Montag, 11. September 2017

Bundestagswahlkampf der AfD: Die Parallelen zu 1989 sind unverkennbar

Volles Haus in Pforzheim. Foto: Tomasz M. Froelich
von Michael Klonovsky
Letzte Woche gab es den AfD-„Wahlkampfhöhepunkt“ im lauschigen Pforzheim, mit Alice Weidel, Alexander Gauland und der dem Merkel-Wahlverein spätentsprungenen Erika Steinbach als Hauptrednern. Ich muss den regelmäßigen Besuchern meines kleinen Eckladens nicht umständlich erklären, wie sehr mich Partei- und überhaupt Massenveranstaltungen betrüben; erwachsene Menschen, die „Martin! Martin! Martin!“ oder „Höcke! Höcke! Höcke!“ oder „De-De-Err! Un-ser-Va-ter-land!“ skandieren, sind mir zutiefst fremd (sogar die Dortmunder Südtribüne mag ich nur aus der Ferne). Gleichwohl wurde ich Zeuge einer berichtenswürdigen, ja buchenswerten Veranstaltung, es war kein abgezirkelter Konformistenauflauf wie bei den Etablierten, sondern echtes Oppositionskino, samt der üblichen Gegendemonstranten (ich werde diesen Menschenschlag nie verstehen, haben die wirklich nichts Besseres zu tun?), wobei deren gemeldete Zahl wahrscheinlich unter Einbeziehung der Raucher von drinnen zustandekam.

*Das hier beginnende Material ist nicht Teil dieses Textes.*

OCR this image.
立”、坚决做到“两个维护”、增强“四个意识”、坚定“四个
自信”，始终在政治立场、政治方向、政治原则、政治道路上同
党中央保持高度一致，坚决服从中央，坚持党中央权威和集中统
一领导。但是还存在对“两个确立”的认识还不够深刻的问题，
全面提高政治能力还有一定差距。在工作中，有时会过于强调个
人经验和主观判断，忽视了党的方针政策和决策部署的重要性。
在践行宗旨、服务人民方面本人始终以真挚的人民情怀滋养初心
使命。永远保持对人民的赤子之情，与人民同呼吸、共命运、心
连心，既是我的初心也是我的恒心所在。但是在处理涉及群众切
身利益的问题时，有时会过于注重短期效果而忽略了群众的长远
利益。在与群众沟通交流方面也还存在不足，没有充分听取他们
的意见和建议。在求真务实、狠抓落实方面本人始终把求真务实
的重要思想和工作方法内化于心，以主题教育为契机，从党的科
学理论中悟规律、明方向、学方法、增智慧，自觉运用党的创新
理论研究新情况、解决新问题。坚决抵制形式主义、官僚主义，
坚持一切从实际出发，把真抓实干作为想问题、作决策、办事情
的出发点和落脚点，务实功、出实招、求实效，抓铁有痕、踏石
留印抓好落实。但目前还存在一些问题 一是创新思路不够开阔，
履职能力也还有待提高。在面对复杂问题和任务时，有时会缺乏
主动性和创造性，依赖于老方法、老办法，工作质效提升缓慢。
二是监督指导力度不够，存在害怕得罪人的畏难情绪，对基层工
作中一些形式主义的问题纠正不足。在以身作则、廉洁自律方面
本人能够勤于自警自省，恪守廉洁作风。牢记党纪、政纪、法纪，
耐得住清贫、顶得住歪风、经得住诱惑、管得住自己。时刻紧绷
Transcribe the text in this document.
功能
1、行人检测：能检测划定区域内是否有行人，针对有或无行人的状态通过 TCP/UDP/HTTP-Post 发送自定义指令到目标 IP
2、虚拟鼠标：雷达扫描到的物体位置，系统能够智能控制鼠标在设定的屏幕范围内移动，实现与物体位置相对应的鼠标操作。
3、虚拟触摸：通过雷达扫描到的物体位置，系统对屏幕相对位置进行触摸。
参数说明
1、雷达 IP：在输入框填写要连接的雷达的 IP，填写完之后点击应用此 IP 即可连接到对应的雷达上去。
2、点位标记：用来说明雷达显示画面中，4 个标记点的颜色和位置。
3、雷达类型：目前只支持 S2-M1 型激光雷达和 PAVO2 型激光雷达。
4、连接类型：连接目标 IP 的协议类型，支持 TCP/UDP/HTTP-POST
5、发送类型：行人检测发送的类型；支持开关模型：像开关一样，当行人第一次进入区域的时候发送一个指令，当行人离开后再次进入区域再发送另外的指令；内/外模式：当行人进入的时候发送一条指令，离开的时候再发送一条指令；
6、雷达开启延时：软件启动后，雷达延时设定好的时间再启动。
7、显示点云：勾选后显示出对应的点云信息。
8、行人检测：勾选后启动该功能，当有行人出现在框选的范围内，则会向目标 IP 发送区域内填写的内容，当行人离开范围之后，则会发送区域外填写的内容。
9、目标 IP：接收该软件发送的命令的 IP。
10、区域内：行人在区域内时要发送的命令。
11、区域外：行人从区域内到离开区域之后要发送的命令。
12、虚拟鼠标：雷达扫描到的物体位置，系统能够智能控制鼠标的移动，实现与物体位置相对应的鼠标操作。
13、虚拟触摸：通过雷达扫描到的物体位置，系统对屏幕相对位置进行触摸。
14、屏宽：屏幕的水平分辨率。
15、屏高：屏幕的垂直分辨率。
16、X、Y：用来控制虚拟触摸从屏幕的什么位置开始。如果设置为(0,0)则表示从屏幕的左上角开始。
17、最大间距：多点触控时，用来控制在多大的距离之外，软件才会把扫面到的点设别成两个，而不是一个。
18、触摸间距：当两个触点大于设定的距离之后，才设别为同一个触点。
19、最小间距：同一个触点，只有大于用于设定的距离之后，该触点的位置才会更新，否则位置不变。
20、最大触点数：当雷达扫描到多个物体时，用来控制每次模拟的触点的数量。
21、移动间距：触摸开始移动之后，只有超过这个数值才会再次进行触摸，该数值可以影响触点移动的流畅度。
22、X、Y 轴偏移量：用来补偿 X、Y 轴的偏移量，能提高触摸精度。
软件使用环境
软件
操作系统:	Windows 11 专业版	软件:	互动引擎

Der Andrang dort wiederum war so enorm, dass die – zuvor von einer Trennwand verdeckte – Empore den Besuchern geöffnet werden musste. Die Redner brachten den Saal, wie man sagt, zum Kochen – hätte ein Wahrheits- und Qualitätsjournalist die Formulierung nicht schon für einen Sarrazin-Auftritt verschlissen, „ein Hauch von Sportpalast“ wäre diesmal fällig gewesen, wenngleich genau das Orchestrierte und Inszenierte fehlte und die Jubler von ihrer Teilnahme an der Veranstaltung draußen eher Nachteile als Vorteile zu gewärtigen haben –; es gab Begeisterungsbekundungen ohne Ende, Zwischenrufe, immer wieder Standing Ovations, ich sah Männer mit Tränen in den Augen, und obwohl sich die Veranstaltung über drei Stunden zog, verließ keiner den Saal. Ich habe den Eindruck, viele Westdeutsche erleben gerade ihr 1989. Die Parallelen sind ja unverkennbar (wobei immer noch die Ostdeutschen am verlässlichsten sind).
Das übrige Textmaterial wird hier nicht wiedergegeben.